The Court gave its answer on June 29, 1972, in a decision that reached almost 80,000 words and to this day remains among the longest decisions ever. By the narrowest of margins, 5-4, the court found that the U.S. death penalty was indeed “cruel and unusual punishment,” thereby violating both the Eighth and Fourteenth Amendments.

Each of the nine justices wrote his own opinion, with Justice Potter Stewart concluding that “these death sentences are cruel and unusual in the same way that being struck by lightning is cruel and unusual.” Justice Byron White wrote that while he did not believe that the death penalty itself was unconstitutional, “the penalty is so infrequently imposed that the threat of execution is too attenuated to be of substantial service to criminal justice.”  

Justice Harry Blackmun added that “I yield to no one in the depth of my distaste, antipathy, and, indeed, abhorrence for the death penalty … and of moral judgment exercised by finite minds.”

Both Justices Stewart and White made it clear they opposed the outright and complete abolition of the death penalty. Indeed, they left the door open for states to meet the Court’s insistence on a uniform standard for death sentencing across the nation, and only six months later, in December 1972, Florida enacted new death penalty statutes and over 30 states soon followed.

The Furman decision would remain in place until America’s bicentennial, when on July 2, 1976, the U.S. Supreme Court ruled on five different death penalty cases: Gregg v. Georgia, Proffitt v. Florida, Jurek v. Texas, Woodson v. North Carolina, and Roberts v. Louisiana.

The Court upheld two new and broad guidelines that state legislatures were required to follow in order to have a legal capital sentencing statute: first, there had to be objective criteria to direct and limit the death sentencing discretion, and the objectiveness of the criteria had to be ensured by appellate review of all death sentences; and second, the defendant’s character and record had to be taken into account before a death sentence could be delivered.  The Georgia, Florida and Texas cases were upheld in a 7-2 vote, and the North Carolina and Louisiana cases were not.

The moratorium on national executions would be shattered on January 17, 1977, when Gary Gilmore became the first condemned inmate to be executed in the US since 1967. He was shot to death in the Utah State Penitentiary. The floodgates on U.S. executions were soon to follow, with the U.S. beginning double-digit executions in 1984, peaking with 98 executions in 1999, and remaining in double digits virtually every year, including 11 in 2021.

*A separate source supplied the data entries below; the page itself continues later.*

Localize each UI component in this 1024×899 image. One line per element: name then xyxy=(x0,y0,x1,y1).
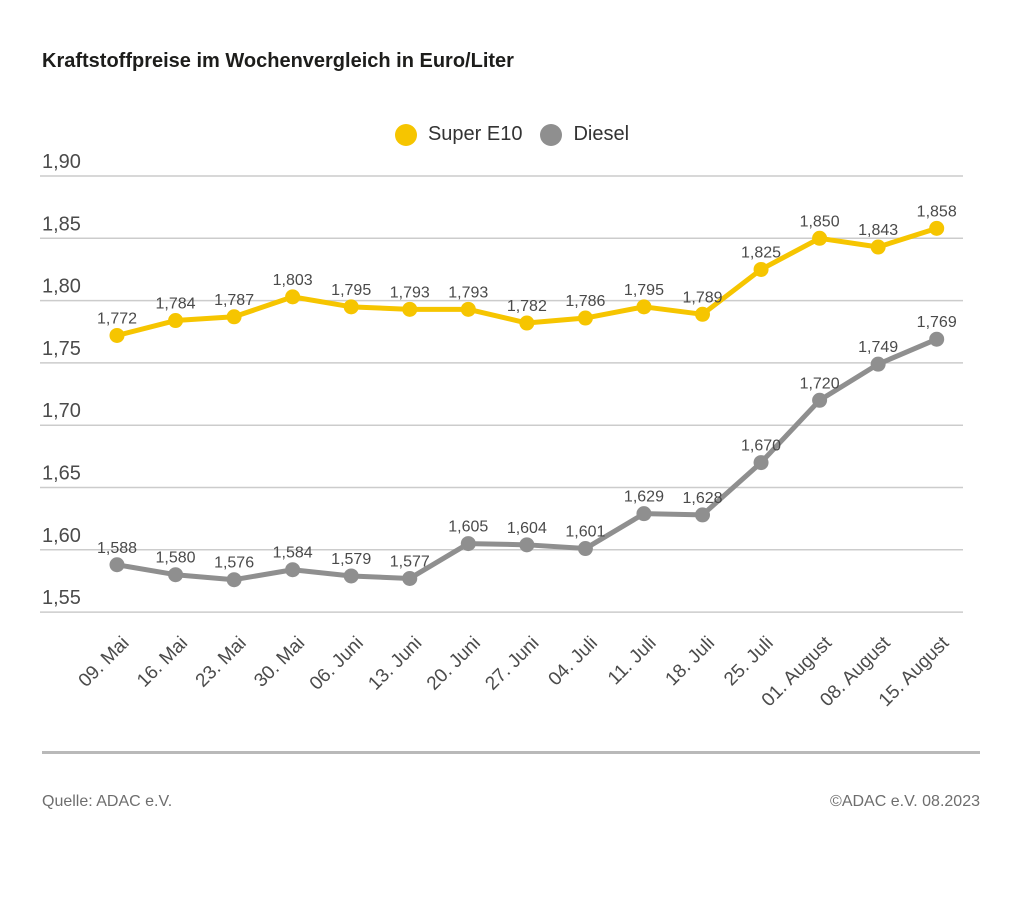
diesel-data-point xyxy=(402,570,418,586)
diesel-data-point-label: 1,601 xyxy=(565,524,605,541)
super-e10-data-point-label: 1,784 xyxy=(156,296,196,313)
diesel-data-point xyxy=(109,557,125,573)
diesel-data-point-label: 1,670 xyxy=(741,438,781,455)
diesel-data-point xyxy=(812,392,828,408)
y-tick-label: 1,80 xyxy=(42,276,81,298)
diesel-data-point xyxy=(285,562,301,578)
super-e10-data-point xyxy=(109,327,125,343)
diesel-data-point-label: 1,629 xyxy=(624,489,664,506)
y-tick-label: 1,60 xyxy=(42,525,81,547)
x-tick-label: 11. Juli xyxy=(604,633,660,689)
super-e10-data-point xyxy=(168,313,184,329)
diesel-data-point xyxy=(695,507,710,523)
super-e10-data-point xyxy=(812,230,828,246)
super-e10-data-point-label: 1,843 xyxy=(858,222,898,239)
super-e10-data-point xyxy=(870,239,886,255)
legend-item-super-e10: Super E10 xyxy=(394,123,523,146)
footer: Quelle: ADAC e.V. ©ADAC e.V. 08.2023 xyxy=(42,793,980,811)
diesel-data-point-label: 1,769 xyxy=(917,314,957,331)
x-tick-label: 04. Juli xyxy=(545,633,602,690)
super-e10-data-point xyxy=(226,309,242,325)
diesel-data-point xyxy=(636,506,652,522)
diesel-data-point xyxy=(870,356,886,372)
legend-label-super-e10: Super E10 xyxy=(427,123,523,145)
super-e10-data-point-label: 1,793 xyxy=(448,284,488,301)
super-e10-data-point-label: 1,850 xyxy=(800,213,840,230)
source-credit: Quelle: ADAC e.V. xyxy=(42,793,173,810)
super-e10-data-point-label: 1,795 xyxy=(331,282,371,299)
diesel-data-point-label: 1,604 xyxy=(507,520,547,537)
legend-label-diesel: Diesel xyxy=(573,123,630,145)
diesel-data-point-label: 1,628 xyxy=(682,490,722,507)
super-e10-data-point xyxy=(460,301,476,317)
super-e10-data-point xyxy=(929,220,945,236)
x-tick-label: 06. Juni xyxy=(306,633,368,695)
super-e10-data-point-label: 1,795 xyxy=(624,282,664,299)
super-e10-data-point xyxy=(577,310,593,326)
y-tick-label: 1,70 xyxy=(42,400,81,422)
super-e10-data-point-label: 1,772 xyxy=(97,310,137,327)
super-e10-data-point-label: 1,793 xyxy=(390,284,430,301)
x-tick-label: 13. Juni xyxy=(364,633,426,695)
legend: Super E10 Diesel xyxy=(0,123,1024,146)
x-tick-label: 20. Juni xyxy=(423,633,485,695)
super-e10-data-point-label: 1,858 xyxy=(917,203,957,220)
super-e10-data-point xyxy=(343,299,359,315)
diesel-data-point-label: 1,576 xyxy=(214,555,254,572)
x-tick-label: 25. Juli xyxy=(720,633,777,690)
x-tick-label: 27. Juni xyxy=(481,633,543,695)
y-tick-label: 1,85 xyxy=(42,213,81,235)
super-e10-data-point xyxy=(753,261,769,277)
x-tick-label: 16. Mai xyxy=(133,633,192,692)
diesel-data-point xyxy=(226,572,242,588)
diesel-data-point xyxy=(577,541,593,557)
x-tick-label: 30. Mai xyxy=(250,633,309,692)
x-tick-label: 18. Juli xyxy=(662,633,719,690)
x-tick-label: 23. Mai xyxy=(192,633,251,692)
y-tick-label: 1,75 xyxy=(42,338,81,360)
super-e10-data-point-label: 1,782 xyxy=(507,298,547,315)
diesel-data-point xyxy=(929,331,945,347)
diesel-data-point xyxy=(519,537,535,553)
copyright-notice: ©ADAC e.V. 08.2023 xyxy=(830,793,980,810)
super-e10-data-point xyxy=(636,299,652,315)
super-e10-data-point-label: 1,825 xyxy=(741,244,781,261)
diesel-data-point-label: 1,577 xyxy=(390,553,430,570)
diesel-data-point xyxy=(343,568,359,584)
super-e10-data-point-label: 1,789 xyxy=(682,289,722,306)
diesel-data-point-label: 1,720 xyxy=(800,375,840,392)
super-e10-data-point xyxy=(519,315,535,331)
super-e10-data-point xyxy=(402,301,418,317)
diesel-data-point xyxy=(168,567,184,583)
super-e10-data-point xyxy=(285,289,301,305)
legend-item-diesel: Diesel xyxy=(540,123,629,146)
super-e10-data-point xyxy=(695,306,710,322)
diesel-data-point-label: 1,579 xyxy=(331,551,371,568)
diesel-data-point-label: 1,588 xyxy=(97,540,137,557)
super-e10-data-point-label: 1,786 xyxy=(565,293,605,310)
x-tick-label: 09. Mai xyxy=(75,633,134,692)
diesel-data-point xyxy=(460,536,476,552)
diesel-data-point-label: 1,584 xyxy=(273,545,313,562)
footer-separator xyxy=(42,751,980,754)
super-e10-data-point-label: 1,787 xyxy=(214,292,254,309)
super-e10-dot-icon xyxy=(394,123,417,146)
diesel-data-point-label: 1,580 xyxy=(156,550,196,567)
super-e10-data-point-label: 1,803 xyxy=(273,272,313,289)
diesel-data-point-label: 1,605 xyxy=(448,519,488,536)
y-tick-label: 1,65 xyxy=(42,463,81,485)
diesel-dot-icon xyxy=(540,123,563,146)
chart-title: Kraftstoffpreise im Wochenvergleich in E… xyxy=(42,50,514,72)
y-tick-label: 1,55 xyxy=(42,587,81,609)
y-tick-label: 1,90 xyxy=(42,151,81,173)
diesel-data-point xyxy=(753,455,769,471)
diesel-data-point-label: 1,749 xyxy=(858,339,898,356)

There have already been seven executions thus far in the U.S. this year, with the next one scheduled for July 13 in Texas. A recent federal court ruling now makes 25 death row inmates in Oklahoma susceptible to the death penalty there, and while 23 U.S. states no longer carry out this punishment,  there are still almost 2,500 men and women who linger in the shadow of impending and eventual execution.

We remember well the rash of Federal executions in the waning days of the Trump administration. Joe Biden became the first U.S. presidential candidate to openly support an anti-death penalty platform, though his promise to end the federal death penalty within six  months of taking office rings hollow at the present time.

Still, we should remember, commemorate, and celebrate the Furman decision from 50 years ago. If only for a fleeting moment in our national history, the nation’s highest court — which had and has a terrible record in the defense, advocacy and protection of human rights, with its long and tainted history of legally defending slavery, genocide, eugenics, both racial and gender disenfranchisement, and other outrages inflicted against (groups of) individuals — showed what is and remains possible for this country regarding an end to the barbarism of the death penalty.

It remains the moral duty of all human rights activists to ensure that the moratorium of executions, once enacted for what proved to be only temporary, become a PERMANENT pillar of an America that is forever both death penalty-free and dedicated to the simple idea and essential truth of human rights, namely, that there is no such thing as a lesser person.